NS23A-3889:
Nucleation of Dynamic Slip on a Hydraulically Fractured Fault

Tuesday, 16 December 2014
Mohammad Hossein Azad, Dmitry Garagash and Mysore Satish, Dalhousie University, Halifax, NS, Canada
Abstract:
This work is concerned with the relationship between hydraulic fracturing injection and induced seismicity on a fault. This is applicable to safety hazard assessment of the nucleation of dynamic slip along the fault as a result of hydraulic fracturing injection into or near the fault. The hydraulic fracture (HF) injection into the fault can be purposeful, for instance to trigger an earthquake in more controllable conditions than would happen otherwise; or in order to use the open portion of the fault as a reservoir heat exchanger for the extraction of geothermal heat. It can be unintentional due to lack of accurate subsurface characterization prior to the injection.

Injection with constant flow rate into an impermeable fault will initiate slip along the fault. The slip occurs due to the lack of frictional strength along the open part of the fault (the hydraulic fracture) as well as from the reduction of the normal stress ahead of the hydraulic fracture front. Slip in front of the hydraulic fracture is assumed to degrade the tensile strength of the fault to zero, so that the hydraulic fracture propagation takes place in the viscous-dominated regime (i.e. dominated by viscous losses in the fluid flow inside the fracture). In our model, the nucleation of dynamic slip is related to the slip-weakening nature of the friction, and depends on in-situ stresses, pressure distribution inside the hydraulic fracture, and the evolving length of the hydraulic fracture. The results of this study show that the growth of the fault slipping patch remains stable, with no episode of dynamic rupture, when the background shear stress τb is smaller than the residual shear strength τr of the fault under ambient conditions.

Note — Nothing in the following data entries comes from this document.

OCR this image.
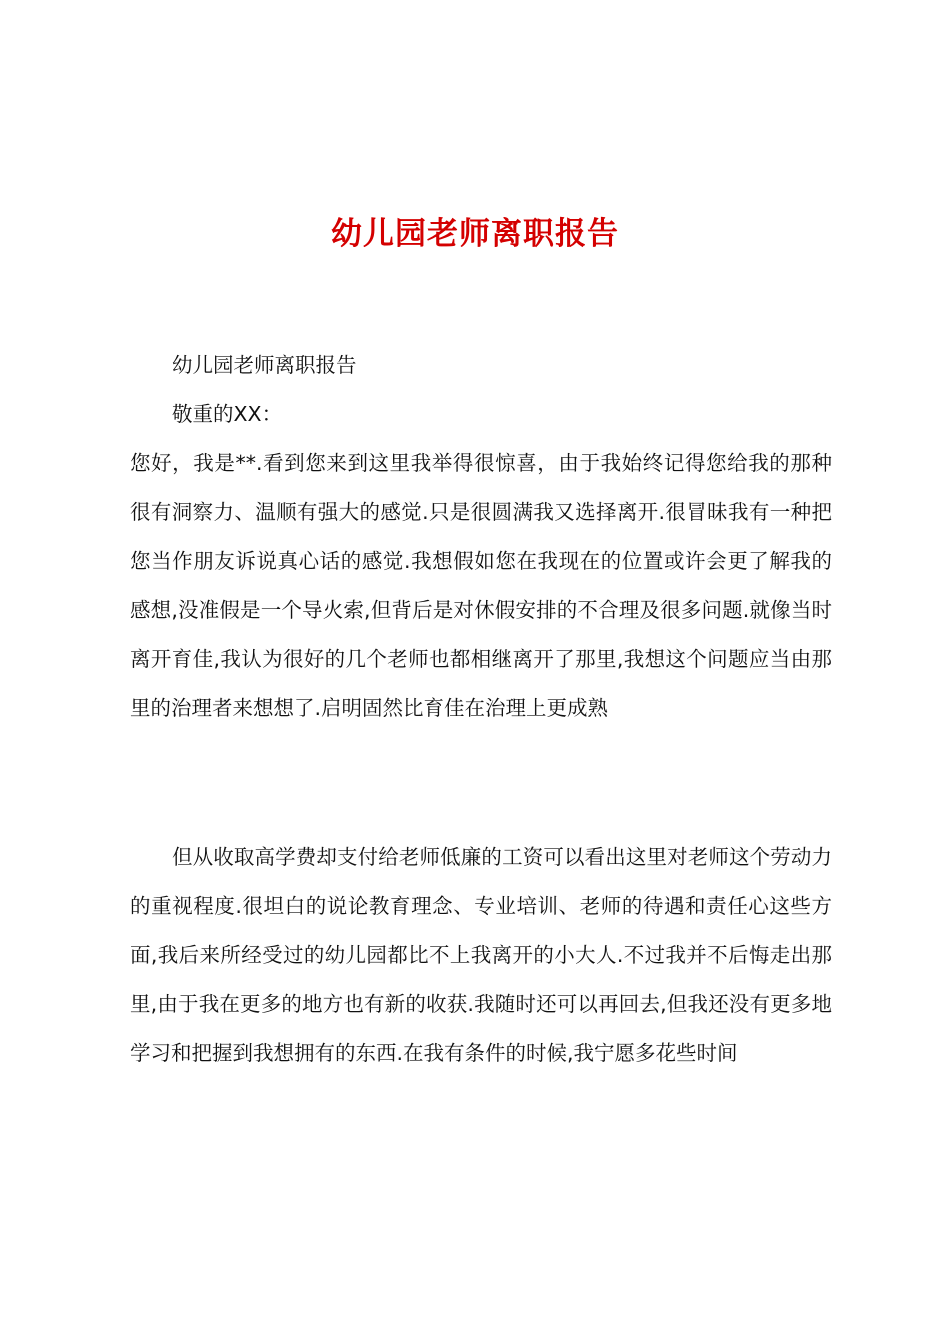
幼儿园老师离职报告

幼儿园老师离职报告

敬重的XX：

您好，我是**.看到您来到这里我举得很惊喜，由于我始终记得您给我的那种很有洞察力、温顺有强大的感觉.只是很圆满我又选择离开.很冒昧我有一种把您当作朋友诉说真心话的感觉.我想假如您在我现在的位置或许会更了解我的感想,没准假是一个导火索,但背后是对休假安排的不合理及很多问题.就像当时离开育佳,我认为很好的几个老师也都相继离开了那里,我想这个问题应当由那里的治理者来想想了.启明固然比育佳在治理上更成熟

但从收取高学费却支付给老师低廉的工资可以看出这里对老师这个劳动力的重视程度.很坦白的说论教育理念、专业培训、老师的待遇和责任心这些方面,我后来所经受过的幼儿园都比不上我离开的小大人.不过我并不后悔走出那里,由于我在更多的地方也有新的收获.我随时还可以再回去,但我还没有更多地学习和把握到我想拥有的东西.在我有条件的时候,我宁愿多花些时间
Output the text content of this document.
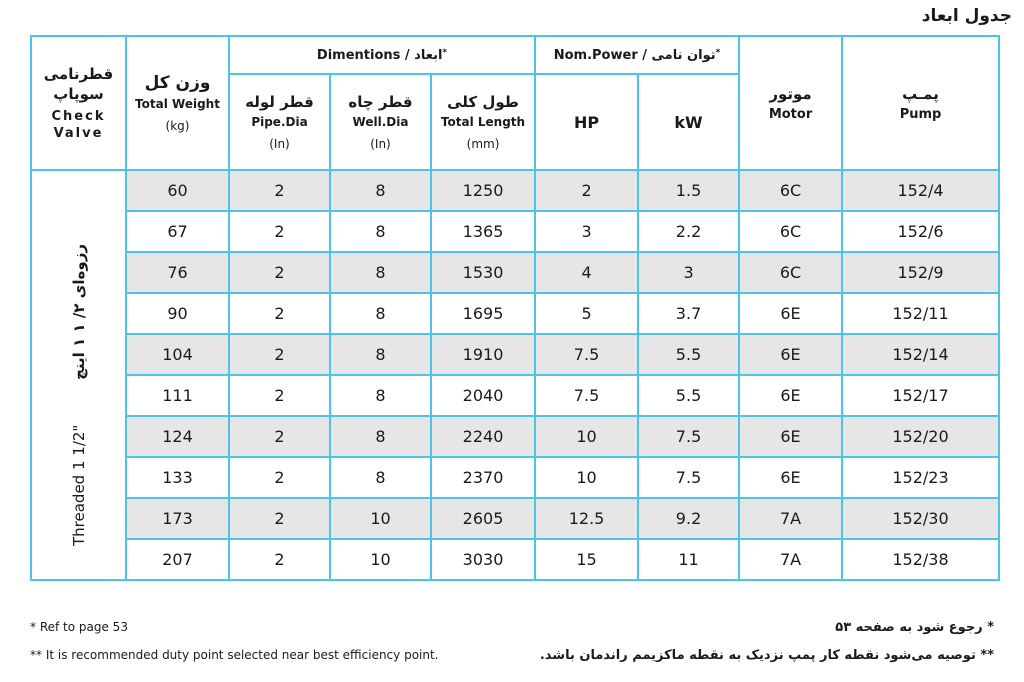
جدول ابعاد
قطرنامی سوپاپ
Check Valve	وزن کل
Total Weight
(kg)	Dimentions / ابعاد*			Nom.Power / توان نامی*		موتور
Motor	پمـپ
Pump

		قطر لوله
Pipe.Dia
(In)	قطر چاه
Well.Dia
(In)	طول کلی
Total Length
(mm)	HP	kW		

Threaded 1 1/2" رزوه‌ای ۲/ ۱ ۱ اینچ	60	2	8	1250	2	1.5	6C	152/4
	67	2	8	1365	3	2.2	6C	152/6
	76	2	8	1530	4	3	6C	152/9
	90	2	8	1695	5	3.7	6E	152/11
	104	2	8	1910	7.5	5.5	6E	152/14
	111	2	8	2040	7.5	5.5	6E	152/17
	124	2	8	2240	10	7.5	6E	152/20
	133	2	8	2370	10	7.5	6E	152/23
	173	2	10	2605	12.5	9.2	7A	152/30
	207	2	10	3030	15	11	7A	152/38
* Ref to page 53
** It is recommended duty point selected near best efficiency point.
* رجوع شود به صفحه ۵۳
** توصیه می‌شود نقطه کار پمپ نزدیک به نقطه ماکزیمم راندمان باشد.
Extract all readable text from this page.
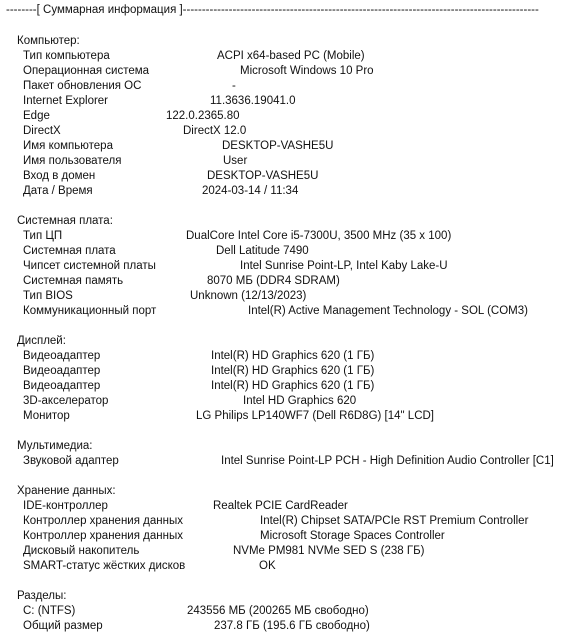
--------[ Суммарная информация ]---------------------------------------------------------------------------------------------
Компьютер:
Тип компьютера	ACPI x64-based PC (Mobile)
Операционная система	Microsoft Windows 10 Pro
Пакет обновления ОС	-
Internet Explorer	11.3636.19041.0
Edge	122.0.2365.80
DirectX	DirectX 12.0
Имя компьютера	DESKTOP-VASHE5U
Имя пользователя	User
Вход в домен	DESKTOP-VASHE5U
Дата / Время	2024-03-14 / 11:34
Системная плата:
Тип ЦП	DualCore Intel Core i5-7300U, 3500 MHz (35 x 100)
Системная плата	Dell Latitude 7490
Чипсет системной платы	Intel Sunrise Point-LP, Intel Kaby Lake-U
Системная память	8070 МБ (DDR4 SDRAM)
Тип BIOS	Unknown (12/13/2023)
Коммуникационный порт	Intel(R) Active Management Technology - SOL (COM3)
Дисплей:
Видеоадаптер	Intel(R) HD Graphics 620 (1 ГБ)
Видеоадаптер	Intel(R) HD Graphics 620 (1 ГБ)
Видеоадаптер	Intel(R) HD Graphics 620 (1 ГБ)
3D-акселератор	Intel HD Graphics 620
Монитор	LG Philips LP140WF7 (Dell R6D8G) [14" LCD]
Мультимедиа:
Звуковой адаптер	Intel Sunrise Point-LP PCH - High Definition Audio Controller [C1]
Хранение данных:
IDE-контроллер	Realtek PCIE CardReader
Контроллер хранения данных	Intel(R) Chipset SATA/PCIe RST Premium Controller
Контроллер хранения данных	Microsoft Storage Spaces Controller
Дисковый накопитель	NVMe PM981 NVMe SED S (238 ГБ)
SMART-статус жёстких дисков	OK
Разделы:
C: (NTFS)	243556 МБ (200265 МБ свободно)
Общий размер	237.8 ГБ (195.6 ГБ свободно)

Otherwise (τb > τr), nucleation takes place when the extent of the hydraulic fracture reaches the critical length ~ (μ/τp) δc, where μ is the elastic shear modulus of the rock, τp is the peak shear strength of the fault, and δc is the characteristic slip weakening distance. The size of the slipping patch ahead of the HF tip obeys roughly similar scaling. This scaling changes when τb is just slightly larger than τr in which case both critical hydraulic fracture and slipping patch lengths increase strongly with diminishing τb, and become unbounded when stress stability boundary (τb= τr) is approached.